Lord Lavington died at Government House, Antigua, on 3 Aug. 1807, being then the senior member of the order of the Bath. He was interred on his mother's estate of Carlisle. The tomb was still visible in 1844, but the garden was overgrown with weeds, and the walls were falling into ruins. An elaborate monument of marble was erected to his memory by the legislature of Antigua, in St. John's Church in that island. As his widow was left all but destitute, a compassionate allowance of 300l. a year was voted to her by the assembly, for her life. Her married life appears to have been unhappy, and Sheridan once found her in tears, ‘which she placed, with more adroitness than truth, to the account of her monkey, who had just died.’ He thereupon exclaimed:

Alas! poor Ned,
My monkey's dead;
I had rather by half
It had been Sir Ralph.

Payne's speeches are in the ‘Debates’ of Sir Henry Cavendish, i. 133, 368–70, 372, and many letters from him are among the Rosslyn MSS., two being printed in Lord Campbell's ‘Lives of the Lord Chancellors,’ vi. 161–2, 359.
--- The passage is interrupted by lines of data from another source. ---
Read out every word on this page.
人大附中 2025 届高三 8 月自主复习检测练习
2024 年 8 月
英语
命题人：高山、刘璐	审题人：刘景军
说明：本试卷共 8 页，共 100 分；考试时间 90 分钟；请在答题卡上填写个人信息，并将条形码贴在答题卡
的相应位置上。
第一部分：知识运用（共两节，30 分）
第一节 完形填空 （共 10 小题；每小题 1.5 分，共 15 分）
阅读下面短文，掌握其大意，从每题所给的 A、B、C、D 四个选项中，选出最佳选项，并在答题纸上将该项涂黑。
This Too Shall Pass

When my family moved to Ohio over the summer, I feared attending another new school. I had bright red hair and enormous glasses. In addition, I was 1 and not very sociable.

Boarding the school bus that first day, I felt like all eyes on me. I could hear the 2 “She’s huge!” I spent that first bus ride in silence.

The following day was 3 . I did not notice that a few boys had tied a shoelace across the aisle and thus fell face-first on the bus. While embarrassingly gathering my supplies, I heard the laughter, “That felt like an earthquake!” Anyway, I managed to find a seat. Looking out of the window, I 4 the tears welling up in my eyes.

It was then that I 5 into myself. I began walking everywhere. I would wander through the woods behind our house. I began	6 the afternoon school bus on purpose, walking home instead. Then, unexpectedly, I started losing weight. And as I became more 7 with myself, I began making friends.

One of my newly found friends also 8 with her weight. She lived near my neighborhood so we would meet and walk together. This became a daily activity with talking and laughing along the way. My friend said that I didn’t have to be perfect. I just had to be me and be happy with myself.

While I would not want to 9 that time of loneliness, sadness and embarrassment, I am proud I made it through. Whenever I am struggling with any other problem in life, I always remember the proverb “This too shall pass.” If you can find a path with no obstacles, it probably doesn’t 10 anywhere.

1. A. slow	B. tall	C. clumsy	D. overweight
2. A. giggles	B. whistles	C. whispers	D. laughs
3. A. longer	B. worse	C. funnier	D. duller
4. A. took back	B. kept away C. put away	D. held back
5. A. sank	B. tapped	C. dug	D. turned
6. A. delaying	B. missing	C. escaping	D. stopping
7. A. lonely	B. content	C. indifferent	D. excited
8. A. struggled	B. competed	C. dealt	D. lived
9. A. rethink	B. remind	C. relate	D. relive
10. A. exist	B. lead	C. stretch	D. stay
[Burke's Extinct Peerage; Gent. Mag. 1763 p. 97, 1776 p. 94, 1807 pt. ii. pp. 889, 974; Jesse's Selwyn, ii. 166; Corresp. of George III and Lord North, i. 56, ii. 75; Oldfield's Parl. Hist. iii. 207; Courtney's Parl. Rep. of Cornwall, pp. 108–9, 351; Malmesbury's Diaries and Corresp. iv. 385; Campbell's Chancellors, vi. 229, 686; Wraxall's Memoirs, ed. Wheatley, iii. 410–11; Corresp. of Right Hon. J. Beresford, i. 239; Antigua and the Antiguans, i. 113–14, 131–7, 226–7, ii. 346–7; Walpole's George III, ed. Le Merchant, iii. 321–2, 359.]

W. P. C.

PAYNE, ROBERT (fl. 1589), writer on agriculture, was born apparently in Nottinghamshire. He subsequently described himself of Poynes-End, co. Cork. He was presumably the author of ‘Rob. Payn his Hillman's Table, which sheweth how to make Ponds to continue water in high and drie grounde, of what nature soeuer. Also the Vale-man's Table, shewing how to draine moores, and all other wette grounds, and to lay them drie for euer. Also how to measure any roufe ground, wood or water, that you cannot come into,’ &c., 1583 (Ames, Typogr. Antiq. iii. 1662). In consequence of the exceptional inducements offered by government to Englishmen to settle in Munster after the suppression of the rebellion of Gerald Fitzgerald, fifteenth earl of Desmond [q. v.], Payne and twenty-five of his neighbours proposed to remove thither. But Englishmen were chary of risking their lives and fortunes in Ireland, and it was accordingly thought advisable to send Payne over to report on the situation. The result was: ‘A Briefe Description of Ireland: Made in this Yeere 1589, by Robert Payne.